Jadon Sancho na celowniku dwóch rywali Manchesteru United

3
Chelsea chce ciekawej wymiany z Manchesterem United. (zdjęcie: united, twitter)

Manchester United stoi przed dylematem dotyczącym przyszłości Jadona Sancho, a oferta wypożyczenia do Juventusu może okazać się ratunkiem dla angielskiego skrzydłowego, aby ten wskrzesił swoją karierę. Publiczny spór z menadżerem Erikiem ten Hagiem spowodował, że Sancho przestał grać, a jego styczniowe odejście jest prawie nieuniknione. Warunki jego odejścia pozostają jednak niepewne.
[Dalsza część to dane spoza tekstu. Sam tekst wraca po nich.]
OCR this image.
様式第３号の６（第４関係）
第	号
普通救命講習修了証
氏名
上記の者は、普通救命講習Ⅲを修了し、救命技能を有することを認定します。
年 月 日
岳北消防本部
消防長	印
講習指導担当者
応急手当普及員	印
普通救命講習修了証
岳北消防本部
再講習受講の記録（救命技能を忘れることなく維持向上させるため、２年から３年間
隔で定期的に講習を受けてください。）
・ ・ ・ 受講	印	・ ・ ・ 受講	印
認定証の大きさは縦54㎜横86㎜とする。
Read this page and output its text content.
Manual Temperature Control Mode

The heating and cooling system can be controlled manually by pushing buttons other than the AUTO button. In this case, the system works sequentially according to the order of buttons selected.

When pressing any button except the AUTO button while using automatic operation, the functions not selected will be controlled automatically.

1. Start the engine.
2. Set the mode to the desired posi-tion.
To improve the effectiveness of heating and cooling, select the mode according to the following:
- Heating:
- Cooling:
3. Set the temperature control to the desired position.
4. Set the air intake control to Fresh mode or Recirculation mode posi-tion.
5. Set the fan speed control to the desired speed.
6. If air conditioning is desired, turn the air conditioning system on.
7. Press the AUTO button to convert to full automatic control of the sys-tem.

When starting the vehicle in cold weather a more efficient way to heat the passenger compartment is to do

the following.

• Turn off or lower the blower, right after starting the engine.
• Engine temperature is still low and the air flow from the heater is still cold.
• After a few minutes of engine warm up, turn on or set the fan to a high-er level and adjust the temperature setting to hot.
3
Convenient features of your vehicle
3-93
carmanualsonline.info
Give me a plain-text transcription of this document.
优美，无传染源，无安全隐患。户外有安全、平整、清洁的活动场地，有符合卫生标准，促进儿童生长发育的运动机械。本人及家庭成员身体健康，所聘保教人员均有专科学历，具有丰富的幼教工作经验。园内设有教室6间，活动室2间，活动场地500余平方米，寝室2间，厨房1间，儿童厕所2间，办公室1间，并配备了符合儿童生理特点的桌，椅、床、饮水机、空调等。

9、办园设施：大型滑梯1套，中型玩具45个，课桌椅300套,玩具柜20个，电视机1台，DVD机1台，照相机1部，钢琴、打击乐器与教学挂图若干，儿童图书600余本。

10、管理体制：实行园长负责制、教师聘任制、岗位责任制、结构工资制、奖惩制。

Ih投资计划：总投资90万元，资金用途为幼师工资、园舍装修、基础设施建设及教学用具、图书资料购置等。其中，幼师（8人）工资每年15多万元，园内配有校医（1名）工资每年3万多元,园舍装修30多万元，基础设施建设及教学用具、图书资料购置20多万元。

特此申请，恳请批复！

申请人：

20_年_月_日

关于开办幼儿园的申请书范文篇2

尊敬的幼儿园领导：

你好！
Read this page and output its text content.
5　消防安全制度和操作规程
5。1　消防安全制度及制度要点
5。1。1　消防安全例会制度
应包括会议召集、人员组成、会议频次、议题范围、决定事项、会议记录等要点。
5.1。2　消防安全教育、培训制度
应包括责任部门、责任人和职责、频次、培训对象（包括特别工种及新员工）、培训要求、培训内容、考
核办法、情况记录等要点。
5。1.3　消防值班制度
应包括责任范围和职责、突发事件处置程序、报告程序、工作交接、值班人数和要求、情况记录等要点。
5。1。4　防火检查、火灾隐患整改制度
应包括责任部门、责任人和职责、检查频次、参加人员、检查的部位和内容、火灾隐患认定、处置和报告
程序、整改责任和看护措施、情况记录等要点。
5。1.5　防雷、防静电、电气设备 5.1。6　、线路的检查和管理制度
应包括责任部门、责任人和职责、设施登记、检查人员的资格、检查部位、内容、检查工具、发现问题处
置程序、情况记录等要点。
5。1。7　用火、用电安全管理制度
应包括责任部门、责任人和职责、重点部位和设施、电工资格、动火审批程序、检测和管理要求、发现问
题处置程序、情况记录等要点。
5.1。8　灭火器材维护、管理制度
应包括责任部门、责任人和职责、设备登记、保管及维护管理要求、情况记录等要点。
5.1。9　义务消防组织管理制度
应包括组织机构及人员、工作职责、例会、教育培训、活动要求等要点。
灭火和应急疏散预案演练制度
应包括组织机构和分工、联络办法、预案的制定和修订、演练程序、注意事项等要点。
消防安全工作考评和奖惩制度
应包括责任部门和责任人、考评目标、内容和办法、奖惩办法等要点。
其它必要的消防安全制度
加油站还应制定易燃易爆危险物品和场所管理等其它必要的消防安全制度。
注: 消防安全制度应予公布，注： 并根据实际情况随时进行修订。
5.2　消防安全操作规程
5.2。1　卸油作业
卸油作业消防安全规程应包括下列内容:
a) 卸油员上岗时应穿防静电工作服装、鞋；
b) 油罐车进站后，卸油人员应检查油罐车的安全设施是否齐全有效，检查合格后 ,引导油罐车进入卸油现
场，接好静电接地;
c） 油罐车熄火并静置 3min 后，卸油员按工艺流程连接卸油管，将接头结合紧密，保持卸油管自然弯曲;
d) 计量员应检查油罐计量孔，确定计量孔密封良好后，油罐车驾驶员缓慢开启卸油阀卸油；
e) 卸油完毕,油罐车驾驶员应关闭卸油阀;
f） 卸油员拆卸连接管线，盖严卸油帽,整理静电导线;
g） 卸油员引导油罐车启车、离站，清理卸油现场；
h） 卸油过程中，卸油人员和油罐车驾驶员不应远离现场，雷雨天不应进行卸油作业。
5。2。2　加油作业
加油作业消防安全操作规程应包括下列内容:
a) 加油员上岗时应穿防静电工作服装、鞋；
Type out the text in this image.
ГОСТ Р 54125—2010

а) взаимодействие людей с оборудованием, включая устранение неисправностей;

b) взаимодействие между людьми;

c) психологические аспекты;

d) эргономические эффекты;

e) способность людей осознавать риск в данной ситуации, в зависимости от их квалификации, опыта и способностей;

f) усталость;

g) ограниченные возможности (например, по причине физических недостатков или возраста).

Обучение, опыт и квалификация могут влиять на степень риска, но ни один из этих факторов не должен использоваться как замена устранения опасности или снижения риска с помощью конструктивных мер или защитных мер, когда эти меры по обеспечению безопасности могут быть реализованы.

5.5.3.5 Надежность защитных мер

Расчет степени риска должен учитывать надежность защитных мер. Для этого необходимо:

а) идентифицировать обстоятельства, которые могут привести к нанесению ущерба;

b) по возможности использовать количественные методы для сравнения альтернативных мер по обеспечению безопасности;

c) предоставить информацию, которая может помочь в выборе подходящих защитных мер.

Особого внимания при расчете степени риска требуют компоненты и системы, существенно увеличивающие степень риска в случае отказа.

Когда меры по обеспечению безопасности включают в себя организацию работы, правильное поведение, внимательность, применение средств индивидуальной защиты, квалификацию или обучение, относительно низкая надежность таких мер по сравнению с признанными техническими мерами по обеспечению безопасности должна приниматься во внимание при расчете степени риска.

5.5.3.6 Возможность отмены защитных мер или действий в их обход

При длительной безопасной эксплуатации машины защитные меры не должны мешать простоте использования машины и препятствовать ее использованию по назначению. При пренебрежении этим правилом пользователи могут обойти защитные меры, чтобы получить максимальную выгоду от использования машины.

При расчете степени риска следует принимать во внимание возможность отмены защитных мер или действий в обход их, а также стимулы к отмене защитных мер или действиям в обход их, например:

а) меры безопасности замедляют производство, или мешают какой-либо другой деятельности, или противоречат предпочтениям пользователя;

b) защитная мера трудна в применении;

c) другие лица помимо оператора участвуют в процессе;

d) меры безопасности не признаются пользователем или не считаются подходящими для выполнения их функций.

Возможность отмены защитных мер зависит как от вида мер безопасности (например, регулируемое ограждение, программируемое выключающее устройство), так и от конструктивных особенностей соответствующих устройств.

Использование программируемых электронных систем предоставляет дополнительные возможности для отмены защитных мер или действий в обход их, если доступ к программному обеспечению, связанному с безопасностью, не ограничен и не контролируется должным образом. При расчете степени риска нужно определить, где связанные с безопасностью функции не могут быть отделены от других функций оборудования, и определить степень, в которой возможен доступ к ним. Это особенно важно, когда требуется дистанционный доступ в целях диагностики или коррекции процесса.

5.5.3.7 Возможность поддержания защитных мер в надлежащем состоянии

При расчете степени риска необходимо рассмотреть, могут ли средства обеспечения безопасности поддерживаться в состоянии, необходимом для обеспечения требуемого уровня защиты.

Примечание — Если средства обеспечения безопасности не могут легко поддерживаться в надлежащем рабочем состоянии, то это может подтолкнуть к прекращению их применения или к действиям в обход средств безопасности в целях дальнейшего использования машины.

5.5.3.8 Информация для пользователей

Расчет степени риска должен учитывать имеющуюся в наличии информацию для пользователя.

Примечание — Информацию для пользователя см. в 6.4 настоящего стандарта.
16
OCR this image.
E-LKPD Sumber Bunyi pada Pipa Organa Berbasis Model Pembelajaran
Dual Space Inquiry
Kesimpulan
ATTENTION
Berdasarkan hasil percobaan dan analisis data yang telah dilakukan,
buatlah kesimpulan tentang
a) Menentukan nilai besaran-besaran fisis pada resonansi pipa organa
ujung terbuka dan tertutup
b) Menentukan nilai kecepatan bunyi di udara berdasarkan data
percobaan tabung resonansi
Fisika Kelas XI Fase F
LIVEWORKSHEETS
Juventus stał się głównym kandydatem dla Sancho, jest jednak pewien haczyk. Mogą go jedynie wypożyczyć i będą potrzebować pomocy finansowej na pokrycie jego wynagrodzeń. Stawia to Manchester United w trudnej sytuacji, ponieważ klub musi zdecydować, czy zgodzić się na dofinansowanie jego wypożyczenia, potencjalnie dzieląc się kosztami z Juventusem.

CZYTAJ: Gwiazda Juve zgromadziła miliony długów

Możliwość poproszenia 23-letniego skrzydłowego przez Juventus o obniżenie wynagrodzenia jeszcze bardziej komplikuje sytuację. Nawet po usunięciu Paula Pogby z funduszu płac, Juventus będzie musiał zmierzyć się z ograniczeniami finansowymi, jeśli chodzi o zabezpieczenie usług Sancho.

Sancho ma kontrakt z Manchesterem United do 2026 roku z opcją przedłużenia o kolejny rok. Jednak dopóki nie rozwiąże swoich problemów z Ten Hagiem, jego perspektywy w klubie wydają się nikłe. Jego 82 występy i 12 goli dla Czerwonych Diabłów może pozostać w stagnacji.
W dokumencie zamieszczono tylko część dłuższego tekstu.